Get involved

Everyone who is involved in Search Dogs Buckinghamshire is a volunteer and we are grateful for support from the public to provide the services that we offer. You would be surprised at the different ways you could support us!  For example, you could come to some of our training sessions and hide for our dogs to find you! For information about this or about joining and helping in any other way, please Contact us.

Join us

Working with your dog is great fun, rewarding and takes time and commitment.  If you would like to join and have a dog that you think might be suitable, please get in touch.

Things you should bear in mind if you are considering joining us in any capacity:

  • You must be 18 or over and have your own transport available at all times.
  • You don’t have to be a dog owner but be prepared to be around dogs most of the time.
  • You are required to have a reasonable level of general fitness and be comfortable in all rural terrains, at any time of the day or night, in all weather conditions.
  • You should be able to walk 5 miles in under two hours.
  • You will be required to pass a basic Police security check.
  • Members need to be almost 100% self-funding. Apart from core equipment and uniform, members need to fund their own outdoor clothing, walking boots, all travel costs etc.
  • You must go through a full training programme and qualify (to national standards) as a search technician before you are able to take part in live operations.

Time commitment – weekly training, including some weekends at locations across the county of Buckinghamshire, and sometimes just across the borders.

Team members are also expected to support some of the various fund-raising and promotional events held throughout the year and also help with some of the administration and ad hoc tasks.

First aid training at night
Training to find a missing person

Training with us

In order to be operational, team members must be trained in Search Techniques, Navigation & Radio Communication, Missing Person Behaviour and Human & Canine First Aid. Training takes place in the day and at night, and in all weathers, to ensure it is similar to real searches.  All of this provides the skills and confidence required to attend a callout as a member of a search team.

The majority of our dogs are trained as air scenting dogs, as we are most often called to rural and unpopulated areas (where dogs are much faster than humans at searching). Dogs are trained to detect any human scent and the training is built up in stages until the dogs are ready to carry out successful searches.

The key stages are:

  • Stage One: Find – positive reward methods are used to encourage the dog to find someone hiding (e.g. in the woods)
  • Stage Two: Alert – the dog needs to be trained to return to their handler after they find and give a clear readable ‘alert’ (this can be by jumping up or barking)
  • Stage Three: Re-find – at this stage, the dog must find, return, alert and then take the handler back to where they located the ‘missing’ person, all without prompting.
  • Stage Four: Performing a full and successful search (Find, Alert & Re-find) for 2 ‘missing’ people, over a 1km distance.
  • Stage Five: Performing a full and successful search (Find, Alert & Re-find) for 3 ‘missing’ people, over an increased 2km distance.

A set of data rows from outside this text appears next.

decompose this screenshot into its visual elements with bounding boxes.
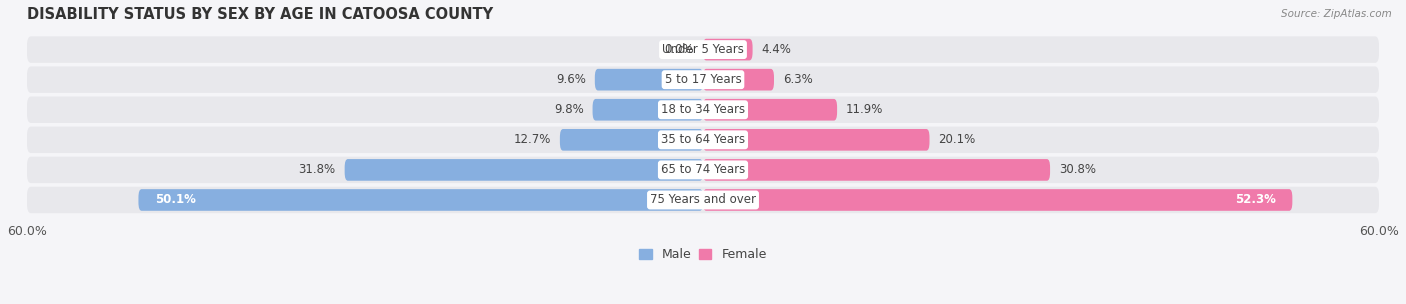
Text: 65 to 74 Years: 65 to 74 Years [661,164,745,176]
FancyBboxPatch shape [560,129,703,151]
Text: 31.8%: 31.8% [298,164,336,176]
Text: 18 to 34 Years: 18 to 34 Years [661,103,745,116]
FancyBboxPatch shape [27,157,1379,183]
FancyBboxPatch shape [703,129,929,151]
Text: 12.7%: 12.7% [513,133,551,146]
Text: 9.8%: 9.8% [554,103,583,116]
FancyBboxPatch shape [595,69,703,91]
FancyBboxPatch shape [703,159,1050,181]
FancyBboxPatch shape [703,69,773,91]
Text: 35 to 64 Years: 35 to 64 Years [661,133,745,146]
Text: 0.0%: 0.0% [665,43,695,56]
Text: DISABILITY STATUS BY SEX BY AGE IN CATOOSA COUNTY: DISABILITY STATUS BY SEX BY AGE IN CATOO… [27,7,494,22]
FancyBboxPatch shape [27,67,1379,93]
Text: 52.3%: 52.3% [1234,193,1275,206]
Text: 30.8%: 30.8% [1059,164,1097,176]
Text: Under 5 Years: Under 5 Years [662,43,744,56]
Text: 75 Years and over: 75 Years and over [650,193,756,206]
FancyBboxPatch shape [592,99,703,121]
Text: 50.1%: 50.1% [155,193,197,206]
Text: 9.6%: 9.6% [555,73,586,86]
Text: 5 to 17 Years: 5 to 17 Years [665,73,741,86]
FancyBboxPatch shape [27,187,1379,213]
FancyBboxPatch shape [703,39,752,60]
FancyBboxPatch shape [703,189,1292,211]
FancyBboxPatch shape [27,36,1379,63]
Text: Source: ZipAtlas.com: Source: ZipAtlas.com [1281,9,1392,19]
FancyBboxPatch shape [138,189,703,211]
Legend: Male, Female: Male, Female [634,243,772,266]
Text: 11.9%: 11.9% [846,103,883,116]
FancyBboxPatch shape [703,99,837,121]
FancyBboxPatch shape [27,96,1379,123]
Text: 20.1%: 20.1% [939,133,976,146]
Text: 4.4%: 4.4% [762,43,792,56]
FancyBboxPatch shape [27,126,1379,153]
FancyBboxPatch shape [344,159,703,181]
Text: 6.3%: 6.3% [783,73,813,86]
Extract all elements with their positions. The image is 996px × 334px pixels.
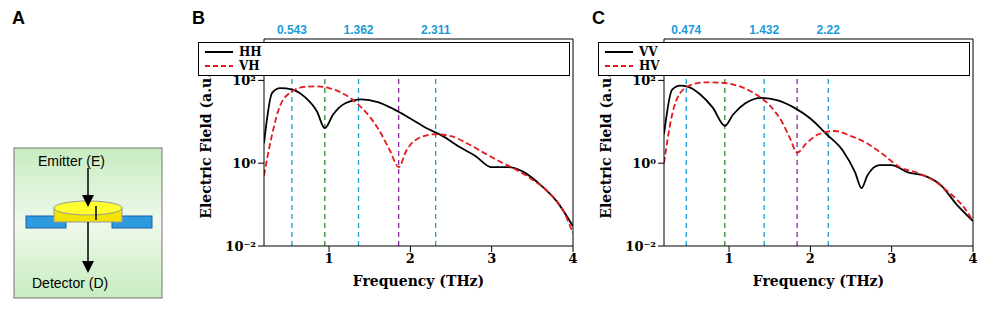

Training for all parts of the team requires hard work and commitment. Dogs are accepted onto the training programme following initial behavioural assessments.  The dog and their handler will need to pass a nationally accredited assessment to take part in searches. Typically, training takes place weekly, all year round and it will take six months before the dog handler/support achieves qualification standards and around two years before a dog team is ready to be nationally assessed.

Being involved in Search and Rescue can be demanding, but it can also be very rewarding knowing that you are part of a team that helps lost or vulnerable people and their loved ones.